Hint:To answer this question, you must be familiar with writing hybridisation and drawing the structure of a compound. Sulphur has six electrons in its valence shell and also has vacant $3d$ orbitals. The hybridization of sulphur is $s{p^3}$.

Complete step by step solution:
The sulphate anion has a central Sulphur atom bonded to four oxygen atoms.
Sulphur has atomic number 16. It has six electrons in its valence shell. The electronic configuration of Sulphur is: $S:\left[ {Ne} \right]3{s^2}3{p^4}$.
It excites two of its paired electrons to the vacant d orbital to increase its covalency and four unpaired electrons in the $3s$ and $3p$ orbitals. Each of these four electrons are used to form a single bond with each oxygen atom. The remaining two excited electrons will be used to form $\pi $ bonds.
Thus, the hybridisation of Sulphur will be $s{p^3}$. Thus, the four oxygen molecules are attached to the Sulphur atom in a tetrahedral arrangement.

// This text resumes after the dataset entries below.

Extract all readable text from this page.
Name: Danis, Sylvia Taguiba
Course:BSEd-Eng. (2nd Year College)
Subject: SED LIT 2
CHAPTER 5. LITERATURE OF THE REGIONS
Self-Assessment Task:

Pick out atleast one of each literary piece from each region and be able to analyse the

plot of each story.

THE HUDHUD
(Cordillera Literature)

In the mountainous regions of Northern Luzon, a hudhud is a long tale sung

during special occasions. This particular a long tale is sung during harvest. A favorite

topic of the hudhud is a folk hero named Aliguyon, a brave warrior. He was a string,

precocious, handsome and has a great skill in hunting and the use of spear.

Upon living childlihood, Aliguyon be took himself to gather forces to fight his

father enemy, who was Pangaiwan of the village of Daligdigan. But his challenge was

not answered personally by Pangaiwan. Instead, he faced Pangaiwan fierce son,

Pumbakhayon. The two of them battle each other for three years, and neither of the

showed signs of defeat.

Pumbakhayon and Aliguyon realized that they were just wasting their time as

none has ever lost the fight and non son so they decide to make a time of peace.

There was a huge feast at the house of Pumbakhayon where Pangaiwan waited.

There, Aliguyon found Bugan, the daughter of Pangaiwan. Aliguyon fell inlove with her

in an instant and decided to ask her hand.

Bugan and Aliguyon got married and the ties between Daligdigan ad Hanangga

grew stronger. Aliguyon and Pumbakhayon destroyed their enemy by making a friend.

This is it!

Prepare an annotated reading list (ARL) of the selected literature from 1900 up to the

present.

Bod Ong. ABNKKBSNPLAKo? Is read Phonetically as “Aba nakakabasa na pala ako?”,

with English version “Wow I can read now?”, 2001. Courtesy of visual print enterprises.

We know that oxygen has a valency of 2. One of the two valencies of each oxygen atom is satisfied by a single covalent bond with the Sulphur atom. Sulphur has two more excited electrons present in the $3d$ orbital which form a double bond with one oxygen atom each. Now the remaining two oxygen atoms carry a negative charge in order to satisfy their valency.

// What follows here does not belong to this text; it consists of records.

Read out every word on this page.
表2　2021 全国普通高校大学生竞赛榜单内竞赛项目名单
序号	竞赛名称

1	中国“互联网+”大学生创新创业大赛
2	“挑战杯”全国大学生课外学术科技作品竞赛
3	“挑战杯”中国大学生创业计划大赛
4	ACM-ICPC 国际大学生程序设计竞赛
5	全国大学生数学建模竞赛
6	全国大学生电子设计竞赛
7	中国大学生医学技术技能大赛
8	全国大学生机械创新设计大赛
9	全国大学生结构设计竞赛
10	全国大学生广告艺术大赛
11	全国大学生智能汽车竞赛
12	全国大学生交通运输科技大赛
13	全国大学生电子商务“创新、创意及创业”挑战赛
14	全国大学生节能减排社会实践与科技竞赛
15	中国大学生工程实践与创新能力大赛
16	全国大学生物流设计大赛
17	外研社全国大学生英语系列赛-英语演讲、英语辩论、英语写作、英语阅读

The $\pi $ bonds and the negative charges are delocalized over the four oxygen atoms thus providing each oxygen atom a partial negative charge and a partial double bond character to the ${\text{S}} - {\text{O}}$ bonds.

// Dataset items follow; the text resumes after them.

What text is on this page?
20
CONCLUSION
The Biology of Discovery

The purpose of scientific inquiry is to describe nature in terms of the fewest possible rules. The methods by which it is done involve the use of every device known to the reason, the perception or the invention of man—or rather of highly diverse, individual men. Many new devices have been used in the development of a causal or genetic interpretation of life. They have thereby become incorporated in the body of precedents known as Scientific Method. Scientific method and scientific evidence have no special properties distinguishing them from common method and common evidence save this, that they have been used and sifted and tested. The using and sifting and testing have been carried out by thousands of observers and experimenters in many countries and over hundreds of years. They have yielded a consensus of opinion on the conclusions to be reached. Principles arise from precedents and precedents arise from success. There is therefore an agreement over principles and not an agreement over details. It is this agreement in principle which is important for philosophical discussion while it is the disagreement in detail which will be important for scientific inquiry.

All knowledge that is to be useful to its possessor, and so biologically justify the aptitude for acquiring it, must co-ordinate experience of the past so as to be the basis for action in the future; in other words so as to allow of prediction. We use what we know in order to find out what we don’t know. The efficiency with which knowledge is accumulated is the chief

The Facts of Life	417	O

Sulphur forms six bonds with more electronegative oxygen atoms and thus has an oxidation state of $ + 6$ and each oxygen atom has oxidation state of $ - 2$.
Thus, we can conclude that all the given statements are correct.

The correct options are A, B, C and D.

Note:
Sulphur and oxygen form a $p\pi - d\pi $ multiple bond. The double bond is known because the pi bond formed is between the $2p$ orbital of oxygen atom and the $3d$ orbital of the Sulphur atom.